The Mattress Factory, 500 Sampsonia Way (tel. 412/231-3169; www.mattress.org), is a museum of site-specific, room-size artworks by artists-in-residence. Clayton, the former home of Henry Clay Frick, shares a 6-acre site with the Frick Art & Historical Center, 7227 Reynolds St. (tel. 412/371-0600; www.frickart.org). Museums in the latter include artistic masterpieces and classic cars, as well as a floral conservatory. Many guests round out an afternoon of free chamber music with high tea on the grounds. Among the city's most unusual sights are the Nationality Rooms in the 42-story Cathedral of Learning on the University of Pittsburgh's campus, Fifth Avenue at Bigelow Boulevard (tel. 412/624-6000; www.pitt.edu/~natrooms). Twenty-four classrooms meticulously re-create the interior design styles of Pittsburgh's diverse immigrant settlers.

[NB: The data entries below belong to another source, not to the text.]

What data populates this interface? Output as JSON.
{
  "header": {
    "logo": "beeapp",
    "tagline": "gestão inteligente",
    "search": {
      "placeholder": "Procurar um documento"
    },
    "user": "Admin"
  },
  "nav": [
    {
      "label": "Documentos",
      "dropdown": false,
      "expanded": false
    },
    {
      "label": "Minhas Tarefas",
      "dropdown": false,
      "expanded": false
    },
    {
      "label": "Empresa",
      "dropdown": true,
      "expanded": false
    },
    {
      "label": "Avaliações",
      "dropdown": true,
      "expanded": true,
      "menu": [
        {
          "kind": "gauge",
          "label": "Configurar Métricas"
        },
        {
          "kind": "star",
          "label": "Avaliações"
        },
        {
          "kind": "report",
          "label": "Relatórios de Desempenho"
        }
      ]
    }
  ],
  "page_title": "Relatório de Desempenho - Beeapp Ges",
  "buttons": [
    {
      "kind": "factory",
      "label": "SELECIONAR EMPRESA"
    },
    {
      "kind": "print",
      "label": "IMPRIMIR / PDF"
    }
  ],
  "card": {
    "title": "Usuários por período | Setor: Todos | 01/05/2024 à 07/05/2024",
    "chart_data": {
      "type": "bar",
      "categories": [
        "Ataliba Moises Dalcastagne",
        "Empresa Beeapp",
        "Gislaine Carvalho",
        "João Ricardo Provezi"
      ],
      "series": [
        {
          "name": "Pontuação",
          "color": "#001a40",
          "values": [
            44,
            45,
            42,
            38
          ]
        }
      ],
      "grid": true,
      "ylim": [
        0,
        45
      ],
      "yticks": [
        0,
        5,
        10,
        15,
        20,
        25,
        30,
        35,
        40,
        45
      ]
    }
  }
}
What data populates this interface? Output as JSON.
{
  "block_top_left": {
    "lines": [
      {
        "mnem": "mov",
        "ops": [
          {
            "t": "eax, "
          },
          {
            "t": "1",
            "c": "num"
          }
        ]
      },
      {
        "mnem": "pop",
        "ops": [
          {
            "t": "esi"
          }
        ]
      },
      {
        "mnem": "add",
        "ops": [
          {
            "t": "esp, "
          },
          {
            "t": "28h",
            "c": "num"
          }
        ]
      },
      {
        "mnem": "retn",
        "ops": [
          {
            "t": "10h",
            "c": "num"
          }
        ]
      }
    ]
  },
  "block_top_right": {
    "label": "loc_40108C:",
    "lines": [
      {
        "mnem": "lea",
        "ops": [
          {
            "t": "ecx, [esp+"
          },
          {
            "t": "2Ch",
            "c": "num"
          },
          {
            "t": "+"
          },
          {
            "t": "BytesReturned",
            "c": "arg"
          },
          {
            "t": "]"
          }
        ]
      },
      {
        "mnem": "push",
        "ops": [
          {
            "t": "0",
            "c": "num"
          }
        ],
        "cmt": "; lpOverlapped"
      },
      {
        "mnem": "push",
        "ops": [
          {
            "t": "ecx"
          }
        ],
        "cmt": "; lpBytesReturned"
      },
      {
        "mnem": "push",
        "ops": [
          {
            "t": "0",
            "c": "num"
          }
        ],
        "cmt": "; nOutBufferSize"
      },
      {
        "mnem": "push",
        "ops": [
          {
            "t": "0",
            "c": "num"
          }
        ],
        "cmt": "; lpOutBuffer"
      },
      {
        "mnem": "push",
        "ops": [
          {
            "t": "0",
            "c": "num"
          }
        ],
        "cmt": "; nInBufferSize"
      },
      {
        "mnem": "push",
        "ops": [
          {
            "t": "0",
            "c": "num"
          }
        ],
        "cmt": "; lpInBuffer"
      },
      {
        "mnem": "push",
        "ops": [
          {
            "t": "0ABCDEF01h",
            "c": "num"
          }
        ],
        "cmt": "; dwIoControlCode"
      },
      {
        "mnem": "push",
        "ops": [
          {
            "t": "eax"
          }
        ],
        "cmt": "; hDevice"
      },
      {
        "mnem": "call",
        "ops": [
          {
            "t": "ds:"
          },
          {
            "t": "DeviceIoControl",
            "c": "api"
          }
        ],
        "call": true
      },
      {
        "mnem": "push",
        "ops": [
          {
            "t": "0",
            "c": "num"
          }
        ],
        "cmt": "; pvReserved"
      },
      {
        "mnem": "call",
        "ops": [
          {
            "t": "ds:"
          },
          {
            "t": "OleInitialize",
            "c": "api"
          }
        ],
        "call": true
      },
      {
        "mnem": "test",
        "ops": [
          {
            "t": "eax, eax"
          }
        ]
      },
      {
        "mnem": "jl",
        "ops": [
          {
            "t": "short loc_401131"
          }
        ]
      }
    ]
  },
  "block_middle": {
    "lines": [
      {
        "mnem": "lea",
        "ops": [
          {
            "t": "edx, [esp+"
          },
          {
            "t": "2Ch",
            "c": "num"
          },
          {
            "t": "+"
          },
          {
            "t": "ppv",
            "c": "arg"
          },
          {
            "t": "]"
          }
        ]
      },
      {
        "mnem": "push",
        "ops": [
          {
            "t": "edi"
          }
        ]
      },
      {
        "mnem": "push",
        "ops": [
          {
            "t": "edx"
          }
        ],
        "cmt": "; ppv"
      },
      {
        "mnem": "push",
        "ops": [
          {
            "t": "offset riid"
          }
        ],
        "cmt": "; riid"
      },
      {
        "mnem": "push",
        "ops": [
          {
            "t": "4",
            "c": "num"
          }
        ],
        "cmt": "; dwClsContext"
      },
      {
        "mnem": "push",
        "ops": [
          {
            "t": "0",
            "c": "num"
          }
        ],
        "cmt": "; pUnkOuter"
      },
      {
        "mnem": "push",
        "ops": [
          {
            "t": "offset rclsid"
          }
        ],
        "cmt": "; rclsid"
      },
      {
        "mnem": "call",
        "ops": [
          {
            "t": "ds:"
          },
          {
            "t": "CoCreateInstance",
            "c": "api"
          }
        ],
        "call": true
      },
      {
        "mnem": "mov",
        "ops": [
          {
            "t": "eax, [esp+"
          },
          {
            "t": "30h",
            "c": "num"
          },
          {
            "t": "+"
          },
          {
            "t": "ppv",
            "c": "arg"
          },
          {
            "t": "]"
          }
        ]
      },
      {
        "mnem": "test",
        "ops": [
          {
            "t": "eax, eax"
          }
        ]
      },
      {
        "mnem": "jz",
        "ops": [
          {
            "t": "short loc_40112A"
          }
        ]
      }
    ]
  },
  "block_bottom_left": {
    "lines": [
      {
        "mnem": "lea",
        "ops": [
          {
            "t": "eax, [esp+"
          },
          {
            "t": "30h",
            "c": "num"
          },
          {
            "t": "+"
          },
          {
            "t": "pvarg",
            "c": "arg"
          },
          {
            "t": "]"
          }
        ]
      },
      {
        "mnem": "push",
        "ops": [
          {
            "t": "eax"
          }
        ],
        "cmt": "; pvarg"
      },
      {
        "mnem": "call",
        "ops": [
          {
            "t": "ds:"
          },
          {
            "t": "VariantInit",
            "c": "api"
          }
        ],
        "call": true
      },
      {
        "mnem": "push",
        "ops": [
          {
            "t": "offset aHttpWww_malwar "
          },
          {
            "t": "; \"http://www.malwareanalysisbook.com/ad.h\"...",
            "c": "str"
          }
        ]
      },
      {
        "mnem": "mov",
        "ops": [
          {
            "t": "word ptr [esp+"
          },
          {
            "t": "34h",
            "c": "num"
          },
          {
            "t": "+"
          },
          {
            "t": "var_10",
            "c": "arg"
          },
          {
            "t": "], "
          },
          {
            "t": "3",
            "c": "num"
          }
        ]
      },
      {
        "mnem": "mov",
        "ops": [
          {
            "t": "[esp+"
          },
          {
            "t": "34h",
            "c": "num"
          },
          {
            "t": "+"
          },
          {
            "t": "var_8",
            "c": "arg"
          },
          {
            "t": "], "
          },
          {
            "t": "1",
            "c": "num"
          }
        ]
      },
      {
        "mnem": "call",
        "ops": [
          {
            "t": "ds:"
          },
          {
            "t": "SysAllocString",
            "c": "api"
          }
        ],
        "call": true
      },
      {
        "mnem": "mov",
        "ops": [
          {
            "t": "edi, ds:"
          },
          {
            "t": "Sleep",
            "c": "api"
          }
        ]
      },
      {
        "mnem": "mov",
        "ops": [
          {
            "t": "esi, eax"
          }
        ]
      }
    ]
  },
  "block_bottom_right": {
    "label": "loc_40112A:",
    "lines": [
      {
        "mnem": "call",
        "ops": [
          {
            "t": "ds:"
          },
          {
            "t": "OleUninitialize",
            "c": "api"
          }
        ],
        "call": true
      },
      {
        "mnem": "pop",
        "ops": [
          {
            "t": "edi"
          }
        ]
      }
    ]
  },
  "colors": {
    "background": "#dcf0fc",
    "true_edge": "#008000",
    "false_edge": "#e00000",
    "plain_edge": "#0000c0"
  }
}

Pittsburghers love their sports teams, especially the Steelers. Join them at a football game in Heinz Field, North Shore Drive at Allegheny Avenue (tel. 412/323-1200; www.steelers.com). PNC Park, 115 Federal St. (tel. 800/BUY-BUCS [289-2827]; www.pirateball.com), on the shore of the Allegheny River, hosts the Pittsburgh Pirates. Views of Pittsburgh's skyline form a beautiful backdrop to the outfield. The Pittsburgh Penguins play at Mellon Arena, 66 Mario Lemieux Place (tel. 800/642-1842; www.pittsburghpenguins.com), right off I-579.

The Pittsburgh Zoo & Aquarium, 7340 Butler St. (tel. 800/474-4966; www.pittsburghzoo.com), set atop a hill in Pittsburgh's Shadyside neighborhood, is known for its large children's zoo. Other highlights include a walk-through bat flyaway, a rare Komodo dragon, and a well-stocked African savanna. Another family favorite is Kennywood, 4800 Kennywood Blvd. (tel. 412/461-0500; www.kennywood.com), a traditional amusement park 10 miles southeast of Pittsburgh in West Mifflin. The park features steel and wooden roller coasters, water rides, and dozens of spinning, twirling attractions for all ages.

The Strip District (tel. 412/201-4774; www.neighborsinthestrip.com), a warehouse district bounded roughly by 16th and 31st streets, between Smallman Street and Liberty Avenue, was once Pittsburgh's waterfront market. Today the Strip draws locals and visitors to its ethnic grocery stores; fresh produce, meat, fish markets and bakeries; and specialty foods stores. Here you'll find the Senator John Heinz History Center, 1212 Smallman St. (tel. 412/454-6000; www.pghhistory.org), housed in a massive renovated 1898 icehouse. A highlight is the Heinz 57 exhibit, featuring the pickled relishes, ketchup, and mustards made famous by the Pittsburgh-born Heinz family.

Note: This information was accurate when it was published, but can change without notice. Please be sure to confirm all rates and details directly with the companies in question before planning your trip.